NIST ponies up $10 million for trusted online credential projects

The project funding is part of the White House’s National Strategy for Trusted Identities in Cyberspace (NSTIC) initiative, which is designed to protect consumers from online fraud and identity theft and beef up privacy protections.

The pilot projects need to go beyond simple user IDs and passwords. “We’re looking for innovative approaches that can advance the NSTIC vision and provide a foundation upon which a trusted, user-centric identity ecosystem can be constructed”, said Jeremy Grant, NIST’s senior executive advisor for identity management.

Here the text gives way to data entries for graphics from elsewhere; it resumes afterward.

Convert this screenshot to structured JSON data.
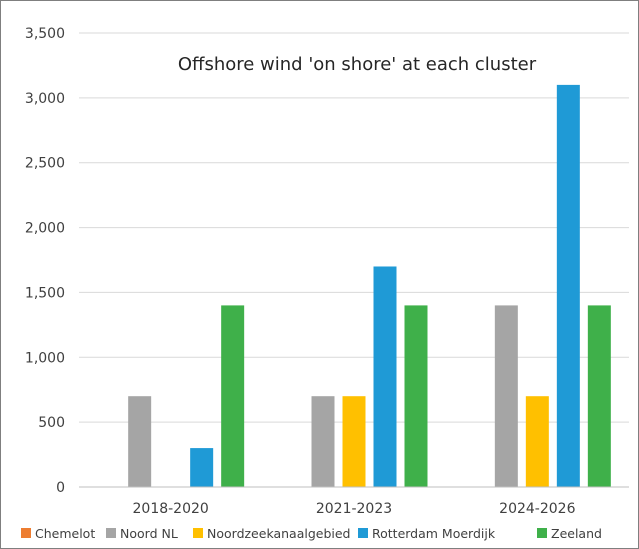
{
  "chart_data": {
    "type": "bar",
    "title": "Offshore wind 'on shore' at each cluster",
    "xlabel": "",
    "ylabel": "",
    "categories": [
      "2018-2020",
      "2021-2023",
      "2024-2026"
    ],
    "ylim": [
      0,
      3500
    ],
    "yticks": [
      0,
      500,
      1000,
      1500,
      2000,
      2500,
      3000,
      3500
    ],
    "ytick_labels": [
      "0",
      "500",
      "1,000",
      "1,500",
      "2,000",
      "2,500",
      "3,000",
      "3,500"
    ],
    "grid": true,
    "legend_position": "bottom",
    "series": [
      {
        "name": "Chemelot",
        "color": "#ed7d31",
        "values": [
          0,
          0,
          0
        ]
      },
      {
        "name": "Noord NL",
        "color": "#a5a5a5",
        "values": [
          700,
          700,
          1400
        ]
      },
      {
        "name": "Noordzeekanaalgebied",
        "color": "#ffc000",
        "values": [
          0,
          700,
          700
        ]
      },
      {
        "name": "Rotterdam Moerdijk",
        "color": "#1f9ad6",
        "values": [
          300,
          1700,
          3100
        ]
      },
      {
        "name": "Zeeland",
        "color": "#3fb04a",
        "values": [
          1400,
          1400,
          1400
        ]
      }
    ]
  }
}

NIST said proposals should include technologies and approaches that create identity hubs to validate credentials with strong authentication methods meeting agreed upon standards; provide incentives for consumers to use trusted authentication methods in lieu of user IDs and passwords; include improved ways to enhance consumer privacy, while meeting business and security needs; and/or demonstrate interoperability across various technologies such as smart cards, one-time passwords, or digital certificates.

To apply for funding, proposers must be accredited institutions of higher education, hospitals, nonprofit organizations, commercial organizations, or nonfederal governments located in the United States and its territories.

NIST is holding a proposers’ conference in Washington, DC, along with a live webcast, on Feb. 15 at 9 a.m. EST; proposals are due by March 7.